Northern Trust, in particular, is focusing its current social media efforts ­– including connecting with clients and prospective clients, as well as advertising – on LinkedIn. “Most businesses are focusing on flashier outlets like Facebook and Twitter. We already have a presence on both, but LinkedIn is where we want to establish a stronger identity,” Larson says.

And because Google now includes social media networks on its search results pages, Northern Trust encourages its relationship managers to leverage social channels. “If someone searches the words ‘financial advisor Chicago,’ for example, we want our relationship managers to be at the top of the search list,” Larson says.

Staying Secure in the Social Sphere 

Although the popularity of LinkedIn among clients may not be a surprise given the professional nature of the site, less expected is clients’ frequent use of FourSquare – a location-based social network for mobile devices – to “check in” at branch locations.

“We assumed our clientele wouldn’t want to publicize that they’d just visited the bank, but it seems like a point of pride for many of them,” Stefanik says.

But that point of pride could mean a potential breach in security. Larson reminds clients active on social media to carefully maintain security settings in each of their networks. Doing so helps ensure confidentiality and that activity is shared only with the people in a client’s network.

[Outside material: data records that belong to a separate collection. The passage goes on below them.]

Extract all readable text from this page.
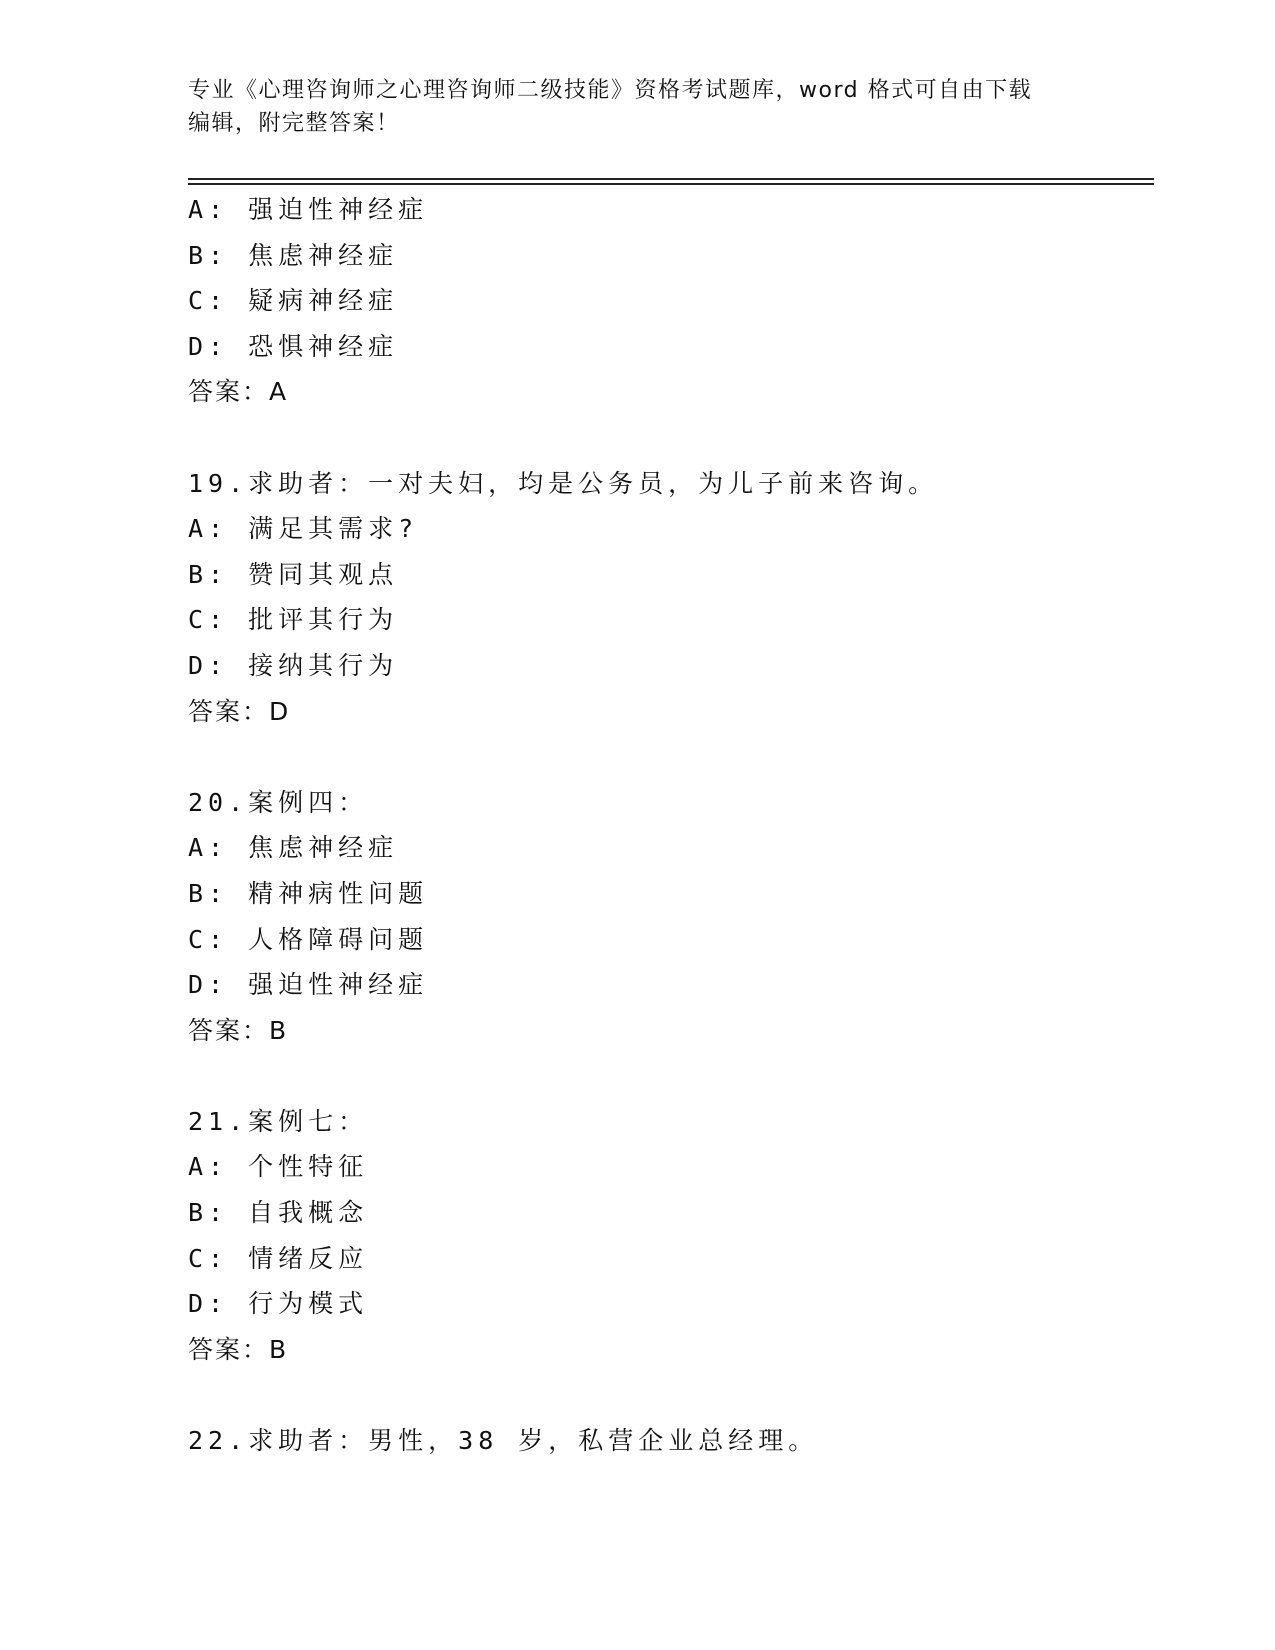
专业《心理咨询师之心理咨询师二级技能》资格考试题库，word 格式可自由下载
编辑，附完整答案！
A: 强迫性神经症
B: 焦虑神经症
C: 疑病神经症
D: 恐惧神经症
答案：A
19.求助者：一对夫妇，均是公务员，为儿子前来咨询。
A: 满足其需求?
B: 赞同其观点
C: 批评其行为
D: 接纳其行为
答案：D
20.案例四：
A: 焦虑神经症
B: 精神病性问题
C: 人格障碍问题
D: 强迫性神经症
答案：B
21.案例七：
A: 个性特征
B: 自我概念
C: 情绪反应
D: 行为模式
答案：B
22.求助者：男性，38 岁，私营企业总经理。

“It sounds simple, but many people still have not adopted tighter privacy settings because they aren’t informed about what is shared publicly and how to make those things private,” Larson says.

Pedraza says the wealthy have plenty of reasons to provide less information online – and may instead opt for good old-fashioned conversation. “When you have a great deal to lose, you need to protect yourself,” he says. “And many people feel that face-to-face and voice interaction is richer anyway.”